Management consultants boosted by firms flocking to AI as revenues surpass £18bn
Companies scrambling to unlock benefits from implementing artificial intelligence (AI) and digital tools into their business to steal a march on competitors has boosted UK management consultants’ income, a new report has found.
Growing demand among firms for external experts lifted the UK management consultancy sector’s income to £18.6bn last year, up from £14.4bn in 2021, according to the sector’s representative body.
Buoyancy is forecast to carry on this year, with revenues in the sector tipped to expand 13 per cent.
Research by the Management Consultancies Association (MCA) and research firm Savanta found that businesses are trying to erect barriers to avoid being infiltrated by cyber hackers.
They are also seeking to integrate AI tools like ChatGPT into business practices to maximise revenues, steering them toward employing the services of management consultants like McKinsey and Boston Consulting Group.
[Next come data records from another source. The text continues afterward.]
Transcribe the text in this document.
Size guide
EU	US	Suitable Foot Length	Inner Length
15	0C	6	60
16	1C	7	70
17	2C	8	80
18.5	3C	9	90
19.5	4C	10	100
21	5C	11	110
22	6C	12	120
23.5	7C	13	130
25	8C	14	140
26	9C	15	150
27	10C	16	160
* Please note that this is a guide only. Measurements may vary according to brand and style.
“Part of [last year’s] growth [was] because our profession is widening the services we offer to clients, increasingly in the digital space with more demands placed on us by firms from tackling cybersecurity threats to providing critical support on adopting artificial intelligence,” Tamzen Isacsson, MCA chief executive, said.
Every sector of the UK’s management consultant industry is riding the wave of growing demand. Medium sized organisations clocked a 23 per cent revenue uplift last year, while large and small companies registered a 23 per cent and 19 per cent boost respectively.
The Square Mile’s banks, brokers and insurers had one of the strongest appetites to call in management consultants, as did the government. Both have had strong ties with the sector for decades.
Unsurprisingly, nearly two in three management consultants are employed in London, the highest share of any region in the UK.
Nusrat Ghani MP, minister for industry and investment security, said: “It is great to see the continued strength and growth of the vibrant UK consulting sector. Growing demand in areas such as digital transformation and sustainability advice is creating thousands of new jobs across the UK.”